Workplace Sci-Fi and Horror Novels

Have you ever felt a pit in your stomach or a creeping sense of dread as you approached your place of work? The workplace is a ripe setting for fiction for many reasons, but also simply because many of us spend a lot of time in ours. Depending on what you do, the workplace can also be full of dread, complex bureaucracy and, well, horror. Here are five cathartic and darkly delightful workplace horror and sci-fi novels.

Told in sparse, foreboding interview transcriptions, The Employees follows a human and android space crew as they collect and observe mysterious objects from an unnamed planet. Dread builds as this richly poetic novel explores human-machine antagonism and how the complexities of humanity can cut against the logic of empty productivity.

The Factory takes place in a fictional “company town” where all social and economic life revolves around a mysterious industrial factory. Three unrelated characters have different roles at the factory: studying moss, shredding paper and proofreading apparently nonsensical documents. Like Oyamada’s other work, The Factory’s characters are charmingly alien and the novel is full of unexpected humor.

In a dystopian twist on The Jungle, Tender is the Flesh is set in a world where a new virus made eating animal flesh deadly; instead, humans are bred as protein. The story follows an employee of a company that oversees various stages of meat processing, eventually developing an attachment to a human bred for meat. Despite the scandalous premise, this is an insightful and subtle book from award-winning Argentine author Agustina Bazterrica. Not recommended for the squeamish.

This sci-fi body horror novel gestures towards science’s racist history. In Lakewood, a young Black woman drops out of college and moves back home to care for her ill mother, eventually taking a job as a participant in a mysterious study called the Lakewood Project. Isolated from friends and family by an ironclad NDA, the protagonist and other non-white participants are subjected to a series of experiments that have increasingly troubling effects on their bodies at the hands of an all-white research staff.
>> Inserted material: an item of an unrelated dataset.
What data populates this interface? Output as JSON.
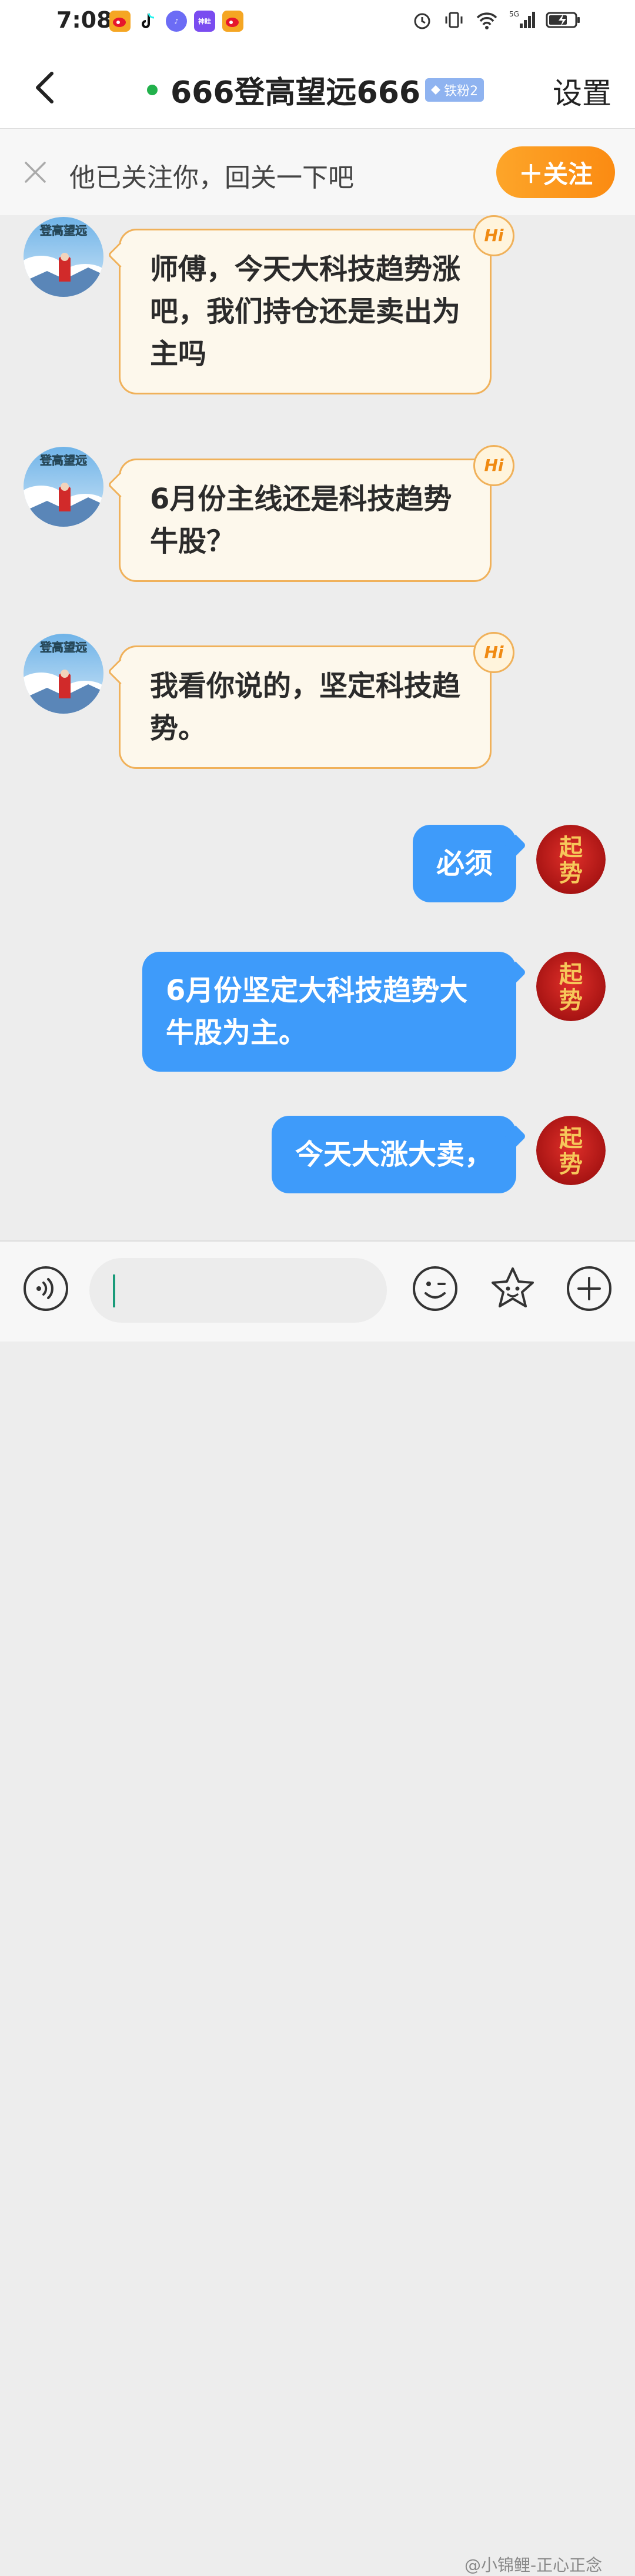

Beloved horror author Grady Hendrix is behind the delightfully campy Horrorstör, where retail employees at a Scandinavian furniture superstore discover that their workplace is haunted by ghosts from a prison that once stood at the store's site. This one is really fun to flip through, as the book is designed as a furniture catalog, and also contains some unexpectedly satisfying insights about the nature of work and the faux-philosophical consumerism peddled by megabrands.

What is the scariest job you’ve had? Are there any other workplace horror or sci-fi novels that we should read?